Настал день выписки. Манька только теперь поняла всю степень предстоящего позора: нет настоящих пеленок, сама, как пугало огородное, вот же угораздило, лучше бы последний месяц недоедала, в долги влезла, а приданое дочке справила. В тряпье нести ребенка придется. Она долго одевала в санпропускнике ссохшиеся в больничном тепле сапоги, натянула фуфайку, шапку и стояла, внутренне насторожившись, заранее настроившись отвечать на любую насмешку.

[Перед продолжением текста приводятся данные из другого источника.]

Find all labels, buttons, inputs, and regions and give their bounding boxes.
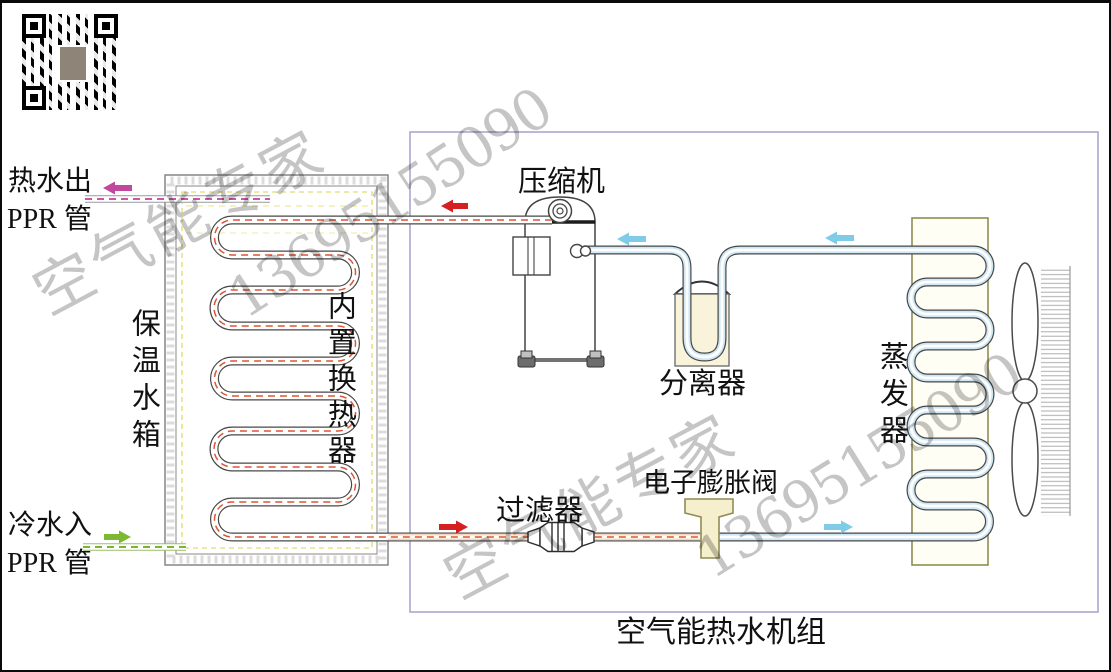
unit-caption: 空气能热水机组: [616, 616, 826, 651]
air-fins: [1040, 268, 1070, 516]
suction-flow-arrow-right: [825, 232, 854, 245]
cold-water-pipe-label: PPR 管: [7, 548, 92, 580]
evaporator-housing: [912, 218, 988, 565]
compressor-label: 压缩机: [518, 166, 605, 199]
hot-water-pipe-label: PPR 管: [7, 204, 92, 236]
compressor-scroll-icon: [549, 200, 572, 223]
filter-label: 过滤器: [496, 495, 583, 528]
wechat-qr-code: [22, 14, 118, 110]
schematic-canvas: [0, 0, 1111, 672]
fan-blade-bottom: [1012, 402, 1038, 516]
evaporator-label: 蒸发器: [874, 341, 907, 452]
discharge-flow-arrow: [441, 200, 468, 213]
qr-finder-icon: [22, 86, 46, 110]
expansion-valve-label: 电子膨胀阀: [643, 468, 778, 499]
expansion-valve-body: [685, 499, 733, 558]
evaporator-fan: [1012, 263, 1070, 516]
qr-contact-photo: [58, 45, 88, 82]
qr-finder-icon: [94, 14, 118, 38]
fan-blade-top: [1012, 263, 1038, 381]
heat-pump-schematic: 空气能专家 13695155090 空气能专家 13695155090 热水出 …: [0, 0, 1111, 672]
cold-water-in-arrow: [104, 531, 131, 544]
compressor-suction-fitting: [571, 245, 591, 258]
tank-label: 保温水箱: [126, 308, 159, 456]
hot-water-out-label: 热水出: [8, 166, 92, 198]
inner-coil-label: 内置换热器: [322, 291, 355, 471]
fan-hub: [1013, 379, 1037, 403]
suction-flow-arrow-left: [617, 233, 646, 246]
hot-water-out-arrow: [103, 182, 132, 195]
cold-water-in-label: 冷水入: [8, 510, 92, 542]
liquid-flow-arrow: [439, 521, 468, 534]
suction-pipe: [587, 250, 912, 357]
qr-finder-icon: [22, 14, 46, 38]
separator-label: 分离器: [659, 368, 746, 401]
cold-liquid-flow-arrow: [824, 521, 853, 534]
compressor-terminal-box: [513, 237, 550, 275]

Дочку вынесла Лукерья Дмитриевна. У Маньки чуть ноги не подкосились, когда она увидела белоснежный сверток, перехваченный алой лентой. Уж не перепутали они там?
— Вот тебе, Мария, дочка. Пусть растет счастливой, — сказала Лукерья Дмитриевна, — ну что стоишь, как истукан? Бери. Это, — она кивнула на пакет, в котором была завернута девочка, — от всех нас. Там есть еще пеленки, я позднее тебе их занесу.
Манька протянула руки, приняла дочку, хотела что-то сказать, но горло у нее перехватило, и она вместо благодарности брякнула сдавленным голосом:
— Да ладно уж.
И совсем не помнила, как вышла из роддома, как прошла половину пути.
Она шла с ребенком на руках по разбухшим, только что вытаявшим из-под снега доскам тротуара, стесняясь своей легкой непривычной ноши и фуфайки с эмблемой «Минтяжстроя» на рукаве. Сапоги отчаянно жали, шапка казалась неудобной, да и не время было уже в ней ходить — голова горела от жары. И когда она увидела идущих навстречу супругов Гавриловых, неожиданно смутилась, опустила глаза и, не помня себя, только всем своим существом чувствуя нелепость картины — она и этот белоснежный сверток в руках, сошла с узкого тротуара, ступив одной ногой в лужу. Моментально пронеслось в памяти пьяное лицо Гаврилова. Его жена, Лариса Кирилловна, поселковый управдом, заметила, что Манька освободила им дорогу, но не прошла мимо и мужа придержала за локоть. Они остановились перед растерявшейся Манькой. Оба приземистые, крепкие, одеты добротно, по сезону.
— С прибавленьицем тебя, — пропела Лариса Кирилловна, — мальчик?
— Девочка, — ответила Манька.
— Это хорошо. Сначала нянька, потом Ванька. Как назвала дочку?
— Не знаю еще. Может, Кристей.
— Ну, придумала, — Гаврилова всплеснула руками и скривила густо намазанные губы, — Кристя-дристя. Имя какое старомодное.